A Wreath Of Roses by Elizabeth Taylor

A Wreath Of Roses by Elizabeth Taylor

Author:Elizabeth Taylor [Taylor, Elizabeth]
Language: eng
Format: epub
ISBN: 9780748131648
Publisher: Hachette Littlehampton
Published: 2011-09-29T06:00:00+00:00


CHAPTER NINE

Morland Beddoes was not in the least self-infatuated. He loved himself only as much as self-respect required, and the reason why he saw himself so clearly was that he looked not often, but suddenly, so catching himself unawares.

A perception he had, and kindness, caused his friends to run to him when they were troubled, for they were convinced of his absorption in their lives and could be sure that he would not judge them. In this way, his private life was continually impinged upon by distracted people. His sofa was not his own. Always, some man sat gloomily upon it, staring into a whisky and soda, waiting to unburden himself; or a slip of a girl would kick her shoes off, curl round among the cushions and weep, her hair over her face as a protection. The way he attracted wretchedness disturbed him, for no one ever came to him with good news.

He offered no advice, he took no sides, his flow of sympathetic phrases had dried up long ago and was reduced to murmurings. It must have been, he thought, like unbosoming oneself to a wood-pigeon. But still he listened, he offered brandy if need be, he slept on the floor while others occupied his bed, and often, weary from a day’s work, would be brewing tea at two in the morning.

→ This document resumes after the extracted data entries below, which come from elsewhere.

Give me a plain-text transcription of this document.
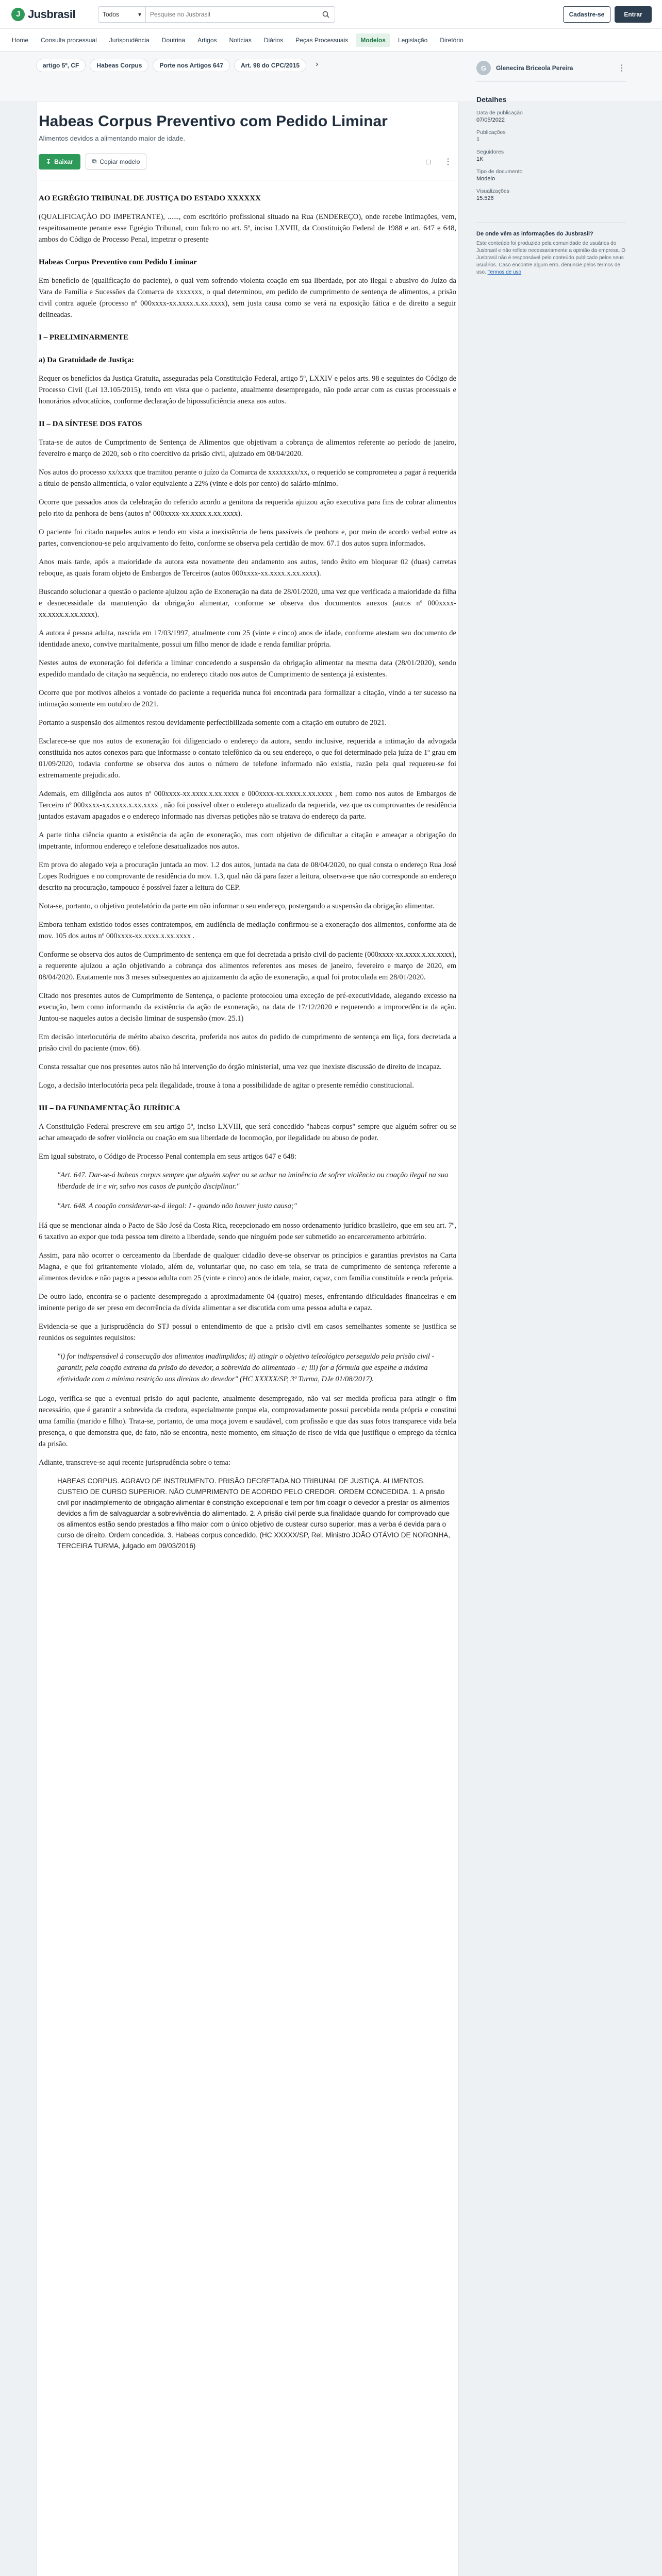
J Jusbrasil	Todos	▾
Pesquise no Jusbrasil	Cadastre-se	Entrar
Home	Consulta processual	Jurisprudência	Doutrina	Artigos	Notícias	Diários	Peças Processuais	Modelos	Legislação	Diretório
artigo 5º, CF	Habeas Corpus	Porte nos Artigos 647	Art. 98 do CPC/2015	›
Habeas Corpus Preventivo com Pedido Liminar
Alimentos devidos a alimentando maior de idade.
↧ Baixar	⧉ Copiar modelo	□	⋮
AO EGRÉGIO TRIBUNAL DE JUSTIÇA DO ESTADO XXXXXX

(QUALIFICAÇÃO DO IMPETRANTE), ......, com escritório profissional situado na Rua (ENDEREÇO), onde recebe intimações, vem, respeitosamente perante esse Egrégio Tribunal, com fulcro no art. 5º, inciso LXVIII, da Constituição Federal de 1988 e art. 647 e 648, ambos do Código de Processo Penal, impetrar o presente

Habeas Corpus Preventivo com Pedido Liminar

Em benefício de (qualificação do paciente), o qual vem sofrendo violenta coação em sua liberdade, por ato ilegal e abusivo do Juízo da Vara de Família e Sucessões da Comarca de xxxxxxx, o qual determinou, em pedido de cumprimento de sentença de alimentos, a prisão civil contra aquele (processo nº 000xxxx-xx.xxxx.x.xx.xxxx), sem justa causa como se verá na exposição fática e de direito a seguir delineadas.

I – PRELIMINARMENTE
a) Da Gratuidade de Justiça:

Requer os benefícios da Justiça Gratuita, asseguradas pela Constituição Federal, artigo 5º, LXXIV e pelos arts. 98 e seguintes do Código de Processo Civil (Lei 13.105/2015), tendo em vista que o paciente, atualmente desempregado, não pode arcar com as custas processuais e honorários advocatícios, conforme declaração de hipossuficiência anexa aos autos.

II – DA SÍNTESE DOS FATOS

Trata-se de autos de Cumprimento de Sentença de Alimentos que objetivam a cobrança de alimentos referente ao período de janeiro, fevereiro e março de 2020, sob o rito coercitivo da prisão civil, ajuizado em 08/04/2020.

Nos autos do processo xx/xxxx que tramitou perante o juízo da Comarca de xxxxxxxx/xx, o requerido se comprometeu a pagar à requerida a título de pensão alimentícia, o valor equivalente a 22% (vinte e dois por cento) do salário-mínimo.

Ocorre que passados anos da celebração do referido acordo a genitora da requerida ajuizou ação executiva para fins de cobrar alimentos pelo rito da penhora de bens (autos nº 000xxxx-xx.xxxx.x.xx.xxxx).

O paciente foi citado naqueles autos e tendo em vista a inexistência de bens passíveis de penhora e, por meio de acordo verbal entre as partes, convencionou-se pelo arquivamento do feito, conforme se observa pela certidão de mov. 67.1 dos autos supra informados.

Anos mais tarde, após a maioridade da autora esta novamente deu andamento aos autos, tendo êxito em bloquear 02 (duas) carretas reboque, as quais foram objeto de Embargos de Terceiros (autos 000xxxx-xx.xxxx.x.xx.xxxx).

Buscando solucionar a questão o paciente ajuizou ação de Exoneração na data de 28/01/2020, uma vez que verificada a maioridade da filha e desnecessidade da manutenção da obrigação alimentar, conforme se observa dos documentos anexos (autos nº 000xxxx-xx.xxxx.x.xx.xxxx).

A autora é pessoa adulta, nascida em 17/03/1997, atualmente com 25 (vinte e cinco) anos de idade, conforme atestam seu documento de identidade anexo, convive maritalmente, possui um filho menor de idade e renda familiar própria.

Nestes autos de exoneração foi deferida a liminar concedendo a suspensão da obrigação alimentar na mesma data (28/01/2020), sendo expedido mandado de citação na sequência, no endereço citado nos autos de Cumprimento de sentença já existentes.

Ocorre que por motivos alheios a vontade do paciente a requerida nunca foi encontrada para formalizar a citação, vindo a ter sucesso na intimação somente em outubro de 2021.

Portanto a suspensão dos alimentos restou devidamente perfectibilizada somente com a citação em outubro de 2021.

Esclarece-se que nos autos de exoneração foi diligenciado o endereço da autora, sendo inclusive, requerida a intimação da advogada constituída nos autos conexos para que informasse o contato telefônico da ou seu endereço, o que foi determinado pela juíza de 1º grau em 01/09/2020, todavia conforme se observa dos autos o número de telefone informado não existia, razão pela qual requereu-se foi extremamente prejudicado.

Ademais, em diligência aos autos nº 000xxxx-xx.xxxx.x.xx.xxxx e 000xxxx-xx.xxxx.x.xx.xxxx , bem como nos autos de Embargos de Terceiro nº 000xxxx-xx.xxxx.x.xx.xxxx , não foi possível obter o endereço atualizado da requerida, vez que os comprovantes de residência juntados estavam apagados e o endereço informado nas diversas petições não se tratava do endereço da parte.

A parte tinha ciência quanto a existência da ação de exoneração, mas com objetivo de dificultar a citação e ameaçar a obrigação do impetrante, informou endereço e telefone desatualizados nos autos.

Em prova do alegado veja a procuração juntada ao mov. 1.2 dos autos, juntada na data de 08/04/2020, no qual consta o endereço Rua José Lopes Rodrigues e no comprovante de residência do mov. 1.3, qual não dá para fazer a leitura, observa-se que não corresponde ao endereço descrito na procuração, tampouco é possível fazer a leitura do CEP.

Nota-se, portanto, o objetivo protelatório da parte em não informar o seu endereço, postergando a suspensão da obrigação alimentar.

Embora tenham existido todos esses contratempos, em audiência de mediação confirmou-se a exoneração dos alimentos, conforme ata de mov. 105 dos autos nº 000xxxx-xx.xxxx.x.xx.xxxx .

Conforme se observa dos autos de Cumprimento de sentença em que foi decretada a prisão civil do paciente (000xxxx-xx.xxxx.x.xx.xxxx), a requerente ajuizou a ação objetivando a cobrança dos alimentos referentes aos meses de janeiro, fevereiro e março de 2020, em 08/04/2020. Exatamente nos 3 meses subsequentes ao ajuizamento da ação de exoneração, a qual foi protocolada em 28/01/2020.

Citado nos presentes autos de Cumprimento de Sentença, o paciente protocolou uma exceção de pré-executividade, alegando excesso na execução, bem como informando da existência da ação de exoneração, na data de 17/12/2020 e requerendo a improcedência da ação. Juntou-se naqueles autos a decisão liminar de suspensão (mov. 25.1)

Em decisão interlocutória de mérito abaixo descrita, proferida nos autos do pedido de cumprimento de sentença em liça, fora decretada a prisão civil do paciente (mov. 66).

Consta ressaltar que nos presentes autos não há intervenção do órgão ministerial, uma vez que inexiste discussão de direito de incapaz.

Logo, a decisão interlocutória peca pela ilegalidade, trouxe à tona a possibilidade de agitar o presente remédio constitucional.

III – DA FUNDAMENTAÇÃO JURÍDICA

A Constituição Federal prescreve em seu artigo 5º, inciso LXVIII, que será concedido "habeas corpus" sempre que alguém sofrer ou se achar ameaçado de sofrer violência ou coação em sua liberdade de locomoção, por ilegalidade ou abuso de poder.

Em igual substrato, o Código de Processo Penal contempla em seus artigos 647 e 648:

"Art. 647. Dar-se-á habeas corpus sempre que alguém sofrer ou se achar na iminência de sofrer violência ou coação ilegal na sua liberdade de ir e vir, salvo nos casos de punição disciplinar."
"Art. 648. A coação considerar-se-á ilegal: I - quando não houver justa causa;"

Há que se mencionar ainda o Pacto de São José da Costa Rica, recepcionado em nosso ordenamento jurídico brasileiro, que em seu art. 7º, 6 taxativo ao expor que toda pessoa tem direito a liberdade, sendo que ninguém pode ser submetido ao encarceramento arbitrário.

Assim, para não ocorrer o cerceamento da liberdade de qualquer cidadão deve-se observar os princípios e garantias previstos na Carta Magna, e que foi gritantemente violado, além de, voluntariar que, no caso em tela, se trata de cumprimento de sentença referente a alimentos devidos e não pagos a pessoa adulta com 25 (vinte e cinco) anos de idade, maior, capaz, com família constituída e renda própria.

De outro lado, encontra-se o paciente desempregado a aproximadamente 04 (quatro) meses, enfrentando dificuldades financeiras e em iminente perigo de ser preso em decorrência da dívida alimentar a ser discutida com uma pessoa adulta e capaz.

Evidencia-se que a jurisprudência do STJ possui o entendimento de que a prisão civil em casos semelhantes somente se justifica se reunidos os seguintes requisitos:

"i) for indispensável à consecução dos alimentos inadimplidos; ii) atingir o objetivo teleológico perseguido pela prisão civil - garantir, pela coação extrema da prisão do devedor, a sobrevida do alimentado - e; iii) for a fórmula que espelhe a máxima efetividade com a mínima restrição aos direitos do devedor" (HC XXXXX/SP, 3ª Turma, DJe 01/08/2017).

Logo, verifica-se que a eventual prisão do aqui paciente, atualmente desempregado, não vai ser medida profícua para atingir o fim necessário, que é garantir a sobrevida da credora, especialmente porque ela, comprovadamente possui percebida renda própria e constitui uma família (marido e filho). Trata-se, portanto, de uma moça jovem e saudável, com profissão e que das suas fotos transparece vida bela presença, o que demonstra que, de fato, não se encontra, neste momento, em situação de risco de vida que justifique o emprego da técnica da prisão.

Adiante, transcreve-se aqui recente jurisprudência sobre o tema:

HABEAS CORPUS. AGRAVO DE INSTRUMENTO. PRISÃO DECRETADA NO TRIBUNAL DE JUSTIÇA. ALIMENTOS. CUSTEIO DE CURSO SUPERIOR. NÃO CUMPRIMENTO DE ACORDO PELO CREDOR. ORDEM CONCEDIDA. 1. A prisão civil por inadimplemento de obrigação alimentar é constrição excepcional e tem por fim coagir o devedor a prestar os alimentos devidos a fim de salvaguardar a sobrevivência do alimentado. 2. A prisão civil perde sua finalidade quando for comprovado que os alimentos estão sendo prestados a filho maior com o único objetivo de custear curso superior, mas a verba é devida para o curso de direito. Ordem concedida. 3. Habeas corpus concedido. (HC XXXXX/SP, Rel. Ministro JOÃO OTÁVIO DE NORONHA, TERCEIRA TURMA, julgado em 09/03/2016)
G	Glenecira Briceola Pereira	⋮
Detalhes
Data de publicação
07/05/2022
Publicações
1
Seguidores
1K
Tipo de documento
Modelo
Visualizações
15.526
De onde vêm as informações do Jusbrasil?
Este conteúdo foi produzido pela comunidade de usuários do Jusbrasil e não reflete necessariamente a opinião da empresa. O Jusbrasil não é responsável pelo conteúdo publicado pelos seus usuários. Caso encontre algum erro, denuncie pelos termos de uso. Termos de uso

Always, human nature was displayed before him as a dishevelled thing; even in his film work he saw that poise was something put on and taken off like a cloak, never assumed for long; the cool-tempered, the suave, came off the set wiping sweat from the palms of their hands; the camera, intent on a Palladian façade, might have strayed only a few yards and found scaffolding and two-walled rooms. To him, who would have loved the human personality to be as static as a flower on a stalk, unmarred by emotions, unclogged by frustration, the most intimate and disordered side of people was displayed. The foibles, the strange quirks, odd growths, darknesses, contradictions which novelists care so much for, he found less delightful. Though loving people, he loved stillness more, and visual beauty. He desired the woman who would never raise her voice, nor snivel into a handkerchief, nor encroach on another’s private territory. He did not marry. He collected pictures. He collected especially the pictures which would help him to forget the cracked façades, the tear-stained faces which dogged him always. Until he saw a picture Frances had painted.

It was before the war, on a late winter’s afternoon toward teatime: one of the days when Spring seems suddenly possible; nothing is different but the knowledge that it is not yet dark and yesterday would have been. The sky is translucent between the buildings, and the flowers on barrows and in shop-windows are not winter flowers any more, but hyacinths and tulips and mimosa. The scent of lilac was fanned towards him, as if to compensate for the dwarf at the kerbside and the newspaper-placards about Hitler and Austria.